Stocks on Wall Street were mostly lower. The dollar rose against a basket of currencies. U.S. Treasury prices fell.
INFLATION EXPECTATIONS JUMP
Consumers’ inflation expectations over the next 12 months jumped to a record high 8.0% from 7.5% in May.
The Fed this month raised its policy rate by three-quarters of a percentage point, its biggest hike since 1994. The U.S. central bank has increased its benchmark overnight interest rate by 150 basis points since March.
Consumers still intend to keep on spending on goods even as they worry about inflation. The share of consumers planning to buy a motor vehicle over the next six months rose. More consumers planned to buy major household appliances, including dryers and vacuum cleaners.
But vacation is not on the cards for many, which could slow consumer spending and economic growth in the second half.
Plans to buy a home were unchanged as borrowing costs increase further and house prices remain elevated amid a shortage of entry-level homes.
A separate report on Tuesday showed the S&P CoreLogic Case-Shiller national home price index increased 20.4% on a year-on-year basis in April after surging a record 20.6% in March. Hefty price gains were recorded in Tampa, Miami and Phoenix.
Signs that house price inflation has probably peaked were reinforced by a third report from the Federal Housing Finance Agency showing home prices increased 18.8% in the 12 months through April after accelerating 19.1% in March.

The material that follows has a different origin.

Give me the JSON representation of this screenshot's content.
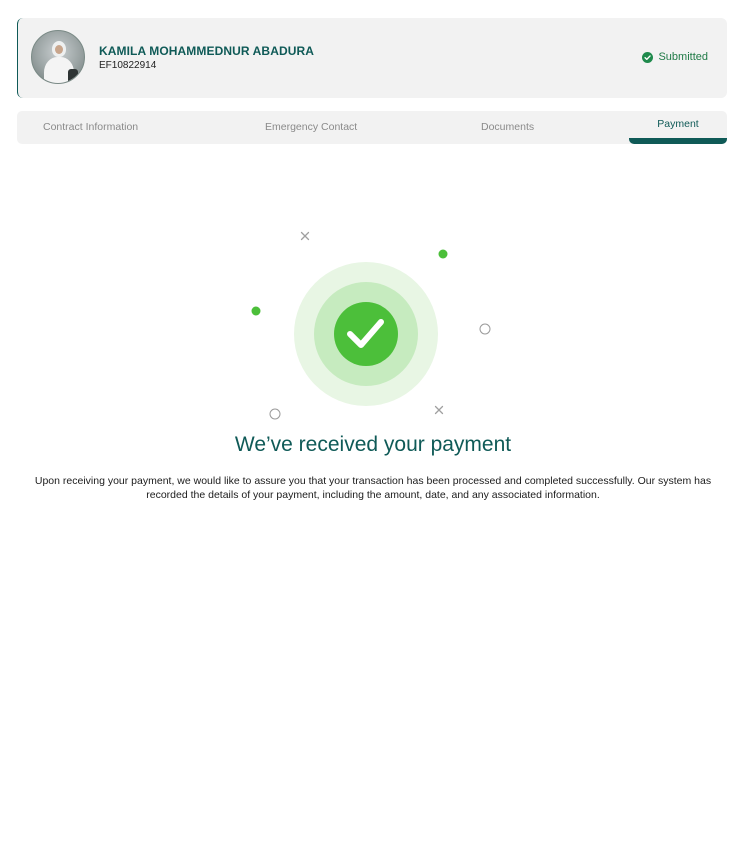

Nevertheless, the economy is chugging along. A fourth report from the Commerce Department showed the goods trade deficit contracted 2.2% to $104.3 billion in May, suggesting that trade could contribute to economic growth this quarter for the first time in nearly two years. read more
A record trade deficit weighed on the economy in the first quarter, resulting in gross domestic product declining at a 1.5% annualized rate. Trade has subtracted from GDP for seven straight quarters. Growth estimates for the second quarter range from as low as a 0.3% rate to as high as a 2.9% pace.
Wholesale inventories increased 2.0% in May, while stocks at retailers climbed 1.1%.
“Exports and inventories are still rising in May at least, and this means the recession clouds offshore will have to sit on the horizon for another month,” said Christopher Rupkey, chief economist at FWDBONDS in New York.